Hamburg. Zwei 88 und 84 Jahre alte Männer vor Gericht. Dritter Angeklagter bleibt der Verhandlung fern. Krimineller Deal der Senioren filmreif.
Ein antikes goldenes Trinkhorn, ein rund 2500 Jahre alter Becher und goldene Gürtelteile aus einem persischen Großreich: Die Kunstgegenstände, die die Herren im Angebot hatten, waren von erlesener Qualität. Und sie verlangten für ihre Ware stolze Preise. Allein für das Trinkhorn aus der Antike wollten sie 1,5 Millionen Euro kassieren. Die Kunstschätze sollen tatsächlich aus Raubgrabungen stammen.
So sieht es zumindest die Anklage, die drei Männern illegalen Handel mit antiken Kunst- und Kulturgütern vorwirft. Am Freitag sollte der Prozess gegen das Trio vor dem Landgericht Hamburg beginnen. Doch es war ein Auftakt mit Hindernissen. Lediglich zwei Senioren im Alter von 84 und 88 Jahren, die zu einer Bande gehören sollen, saßen vor den Richtern. Ein dritter Angeklagter erschien nicht zum Prozess. Und ein vierter Mann, der mit den anderen gemeinsame Sache gemacht haben soll, ist mittlerweile verstorben.
Prozess Hamburg: Angeklagte sind 88 und 84 Jahre alt
Die Taten haben sich laut Anklage bereits vor rund zehn Jahren ereignet. Damals soll die Bande entschieden haben, antike Kunstschätze, die gar nicht in ihrem Besitz hätten sein dürfen, an Hamburger Museen zu verkaufen. Deshalb sollen sie die wahre Herkunft der Kunstgegenstände verschleiert haben. Den Ermittlungen zufolge wandte sich der heute 84 Jahre alte Ali S. (alle Namen geändert), der europaweit als Vermittler von antiken Kulturgütern auftrat, über einen Mittelsmann im Juni 2014 an den damaligen Kurator des Museums für Kunst und Gewerbe in Hamburg. Im Angebot waren unter anderem ein goldenes Trinkhorn aus dem Kulturkreis der Thraker aus dem 3. bis 4. Jahrhundert vor Christus, ein thrakischer Becher sowie goldene Gürtelteile der Sassaniden, einem persischen Großreich im heutigen Iran. Die Kunstschätze lagerten nach Aufdeckung der Tat in der Asservatenkammer der Staatsanwaltschaft.

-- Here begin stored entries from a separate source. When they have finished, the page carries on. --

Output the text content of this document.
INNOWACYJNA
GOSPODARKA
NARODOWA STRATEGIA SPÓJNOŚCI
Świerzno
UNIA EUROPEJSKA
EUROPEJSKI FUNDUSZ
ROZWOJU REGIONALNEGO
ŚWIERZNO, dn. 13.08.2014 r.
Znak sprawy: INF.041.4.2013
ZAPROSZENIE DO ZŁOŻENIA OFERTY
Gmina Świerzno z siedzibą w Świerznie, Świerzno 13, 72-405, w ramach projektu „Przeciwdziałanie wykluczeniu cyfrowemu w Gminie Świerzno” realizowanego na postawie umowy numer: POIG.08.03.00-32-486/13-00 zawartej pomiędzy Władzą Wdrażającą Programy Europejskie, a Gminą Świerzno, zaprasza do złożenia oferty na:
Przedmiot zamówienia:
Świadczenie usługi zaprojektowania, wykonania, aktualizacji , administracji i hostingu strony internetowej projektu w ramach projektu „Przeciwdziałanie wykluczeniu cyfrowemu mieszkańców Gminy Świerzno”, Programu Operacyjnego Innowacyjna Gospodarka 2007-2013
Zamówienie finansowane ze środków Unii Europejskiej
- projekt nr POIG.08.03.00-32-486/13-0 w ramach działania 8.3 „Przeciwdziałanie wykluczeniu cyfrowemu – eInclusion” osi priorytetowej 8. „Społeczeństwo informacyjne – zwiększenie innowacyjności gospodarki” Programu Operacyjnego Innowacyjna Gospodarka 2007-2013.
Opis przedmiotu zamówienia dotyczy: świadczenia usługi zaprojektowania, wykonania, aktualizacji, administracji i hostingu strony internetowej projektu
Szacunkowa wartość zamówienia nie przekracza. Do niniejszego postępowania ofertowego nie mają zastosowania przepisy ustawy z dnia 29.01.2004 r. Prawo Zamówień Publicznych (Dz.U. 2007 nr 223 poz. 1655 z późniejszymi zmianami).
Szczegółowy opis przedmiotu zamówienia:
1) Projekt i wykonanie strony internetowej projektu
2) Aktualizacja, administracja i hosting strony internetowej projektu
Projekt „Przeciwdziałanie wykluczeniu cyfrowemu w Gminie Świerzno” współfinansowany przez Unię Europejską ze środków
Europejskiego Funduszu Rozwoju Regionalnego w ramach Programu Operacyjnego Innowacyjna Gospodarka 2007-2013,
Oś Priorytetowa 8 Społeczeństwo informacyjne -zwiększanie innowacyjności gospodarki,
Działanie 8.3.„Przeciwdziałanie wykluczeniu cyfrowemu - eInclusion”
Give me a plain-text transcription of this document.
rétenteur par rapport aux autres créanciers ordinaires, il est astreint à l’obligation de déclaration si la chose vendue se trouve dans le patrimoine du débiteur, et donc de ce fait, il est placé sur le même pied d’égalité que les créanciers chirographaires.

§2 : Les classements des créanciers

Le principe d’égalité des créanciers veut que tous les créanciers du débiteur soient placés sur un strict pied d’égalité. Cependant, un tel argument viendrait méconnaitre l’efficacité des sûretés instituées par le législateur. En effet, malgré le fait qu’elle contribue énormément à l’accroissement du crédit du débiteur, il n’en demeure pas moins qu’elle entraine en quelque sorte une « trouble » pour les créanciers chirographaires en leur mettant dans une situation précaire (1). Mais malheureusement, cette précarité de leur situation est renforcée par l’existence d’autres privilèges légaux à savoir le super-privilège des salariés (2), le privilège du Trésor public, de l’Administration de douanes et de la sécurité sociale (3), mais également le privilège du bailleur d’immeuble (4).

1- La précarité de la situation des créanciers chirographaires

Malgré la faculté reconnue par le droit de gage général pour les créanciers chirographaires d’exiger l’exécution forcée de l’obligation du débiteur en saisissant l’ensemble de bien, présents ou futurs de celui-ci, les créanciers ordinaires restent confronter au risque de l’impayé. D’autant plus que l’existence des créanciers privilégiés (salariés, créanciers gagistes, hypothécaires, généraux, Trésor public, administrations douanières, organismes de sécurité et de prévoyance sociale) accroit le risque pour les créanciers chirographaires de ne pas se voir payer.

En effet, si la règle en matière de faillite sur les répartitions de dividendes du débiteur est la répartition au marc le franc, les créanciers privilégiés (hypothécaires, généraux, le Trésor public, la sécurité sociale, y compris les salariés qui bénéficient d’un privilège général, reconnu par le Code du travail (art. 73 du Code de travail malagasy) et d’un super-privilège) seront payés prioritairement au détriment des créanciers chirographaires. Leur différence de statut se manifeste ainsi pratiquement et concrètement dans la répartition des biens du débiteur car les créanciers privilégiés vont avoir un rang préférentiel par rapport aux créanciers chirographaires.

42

Doch woher die Pretiosen tatsächlich stammten, wäre eine heikle Frage gewesen. So hätte man sie nicht verkaufen können. Also wurde von der Bande der Anklage zufolge behauptet, die Kunstgegenstände stammten von den Skythen, einem nomadischen Reitervolk. Und sie seien erst im Jahr 2014 in einem Schwarzmeerstaat gefunden worden.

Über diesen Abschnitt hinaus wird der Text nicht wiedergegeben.